Saos‐2 osteoblasts were seeded at a density of 60,000 cells per scaffold in low attachment 24‐well plates (Corning; 1.9 cm2) and incubated for until the desired time point. Media was replaced before 100 µL of AlamarBlue solution (Sigma Aldrich) was added. Following a 2‐h incubation period (37°C), 200 µL of solution was transferred to black 96‐well plates in triplicate. Fluorescence was measured using a FluoStar Optimax Spectrofluorometer with an excitation wavelength of 530 nm and an emission wavelength of 590 nm. Cell numbers were calculated by converting fluorescence values using corresponding standard curves.

In vitro differentiation

Primary bone marrow derived MSCs were seeded at a density of 60,000 cells per scaffold. Total RNA was harvested at day 21 using TRIzol reagent (Sigma Aldrich). RNA was quantified using a Nanodrop (Thermo Scientific). RNA was reverse transcribed and gene expression analysed quantitatively using Sigma mastermix with primers and FAM‐BHQ1 probes, with a StepOnePlus Real‐Time PCR System (ThermoFisher Scientific). Data were analyzed using the 2–ΔΔ Ct method, normalizing expression to two housekeeping genes (MRPL19 and GAPDH).16 Cells cultured on TCP for 21 days were used as controls.

Statistical analysis

Statistical analysis in all cases was performed using GraphPad Prism 7.0 software. Data were assessed with one‐way analysis of variance (ANOVA) and Turkey post hoc test for comparison of groups. p values < 0.05 were considered statistically significant. Data are expressed as means ± one standard deviation.

RESULTS

Confirmation of lecithin presence with XPS

Observation of the chemical structures of PCL and lecithin [Fig. 1(A,B)] reveals key differences in their chemical composition. PCL contains only carbon, hydrogen and oxygen, whilst lecithin additionally contains a small amount of phosphorous and nitrogen. Phosphorous and nitrogen residues are clearly evident in all lecithin‐containing samples, indicating the surfactant has been successfully incorporated into electrospun fibers [Fig. 1(C,D)]. Importantly, the high‐resolution spectra for both phosphorous and nitrogen show an increase in peak intensity and breadth, corresponding with increasing lecithin concentration. Theoretical compositions of both phosphorous and nitrogen, detailed in Table 1, were similar to values determined through XPS analysis.

Figure 1

XPS analysis of electrospun scaffolds containing lecithin. A: Chemical structure of PCL. B: Chemical structure of lecithin. C,D: High resolution XPS scans showing relative intensities of phosphorous (C) and nitrogen (D) on PCL scaffolds containing 1, 2, 5, and 20% lecithin.

Table 1

Theoretical and Actual Composition of Phosphorus and Nitrogen in PCL Scaffolds Containing 0, 2, and 20% Lecithin

	Theoretical Composition		Actual Composition
	P %	N %	p %	N %
0%	0.00	0.00	0.00	0.03
2%	0.22	0.22	0.46	0.47
20%	1.09	1.09	0.97	0.78

PCL scaffolds were the most hydrophobic producing a contact angle of 121.7° [Fig. 2(A,B)]. Conversely, lecithin‐containing scaffolds had significantly reduced contact angles. 1% lecithin was found to reduce the contact angle to 59.0° whilst the highest concentration of lecithin, 20%, produced the smallest contact angle of 16.4° [Fig. 2(A,F)] illustrating that lecithin acts in a dose dependent manner on the hydrophobicity of PCL scaffolds.

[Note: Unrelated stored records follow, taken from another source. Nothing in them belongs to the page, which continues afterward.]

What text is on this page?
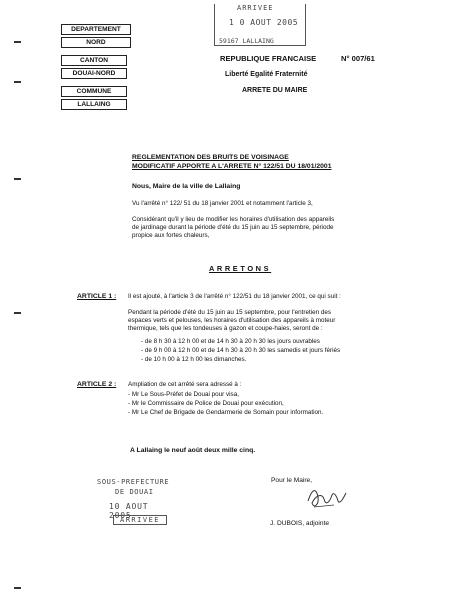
DEPARTEMENT
NORD
CANTON
DOUAI-NORD
COMMUNE
LALLAING
ARRIVEE
1 0 AOUT 2005
59167 LALLAING
REPUBLIQUE FRANCAISE	N° 007/61
Liberté Egalité Fraternité
ARRETE DU MAIRE
REGLEMENTATION DES BRUITS DE VOISINAGE
MODIFICATIF APPORTE A L'ARRETE N° 122/51 DU 18/01/2001
Nous, Maire de la ville de Lallaing
Vu l'arrêté n° 122/ 51 du 18 janvier 2001 et notamment l'article 3,
Considérant qu'il y lieu de modifier les horaires d'utilisation des appareils
de jardinage durant la période d'été du 15 juin au 15 septembre, période
propice aux fortes chaleurs,
ARRETONS
ARTICLE 1 : Il est ajouté, à l'article 3 de l'arrêté n° 122/51 du 18 janvier 2001, ce qui suit :
Pendant la période d'été du 15 juin au 15 septembre, pour l'entretien des
espaces verts et pelouses, les horaires d'utilisation des appareils à moteur
thermique, tels que les tondeuses à gazon et coupe-haies, seront de :
- de 8 h 30 à 12 h 00 et de 14 h 30 à 20 h 30 les jours ouvrables
- de 9 h 00 à 12 h 00 et de 14 h 30 à 20 h 30 les samedis et jours fériés
- de 10 h 00 à 12 h 00 les dimanches.
ARTICLE 2 : Ampliation de cet arrêté sera adressé à :
- Mr Le Sous-Préfet de Douai pour visa,
- Mr le Commissaire de Police de Douai pour exécution,
- Mr Le Chef de Brigade de Gendarmerie de Somain pour information.
A Lallaing le neuf août deux mille cinq.
Pour le Maire,
J. DUBOIS, adjointe
SOUS-PREFECTURE
DE DOUAI
10 AOUT 2005
ARRIVEE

In all lecithin‐containing scaffolds, the water droplet was completely absorbed moments after impact, highlighting increased hydrophilicity of the modified scaffolds. TCP produced a significantly reduced contact angle compared to PCL (56.4°).

Figure 2

Water contact angle analysis. A: Bar graph showing water contact angle from a 20 µL drop of dH2O on lecithin containing scaffolds. TCP control is marked by the dotted line. B–G: Images of water droplets immediately following droplet impact on PCL, 1, 2, 5, 20, and TCP. n = 10. ***p < 0.001. All values compared to PCL scaffolds. Scale bar 1 mm.

Mechanical properties

Addition of 2% lecithin to the PCL resulted in an increase of around 30% in specific elastic modulus. Importantly, increasing the lecithin content to 20% yielded a significantly reduced specific elastic modulus compared to both pure PCL and 2% lecithin scaffolds [Fig. 3(A)].

Figure 3

Mechanical properties of scaffolds containing lecithin. A: Scaffold specific elastic modulus of electrospun scaffolds. n = 6. B: Polymer Young's modulus of spin cast films, n = 20. ***p < 0.001.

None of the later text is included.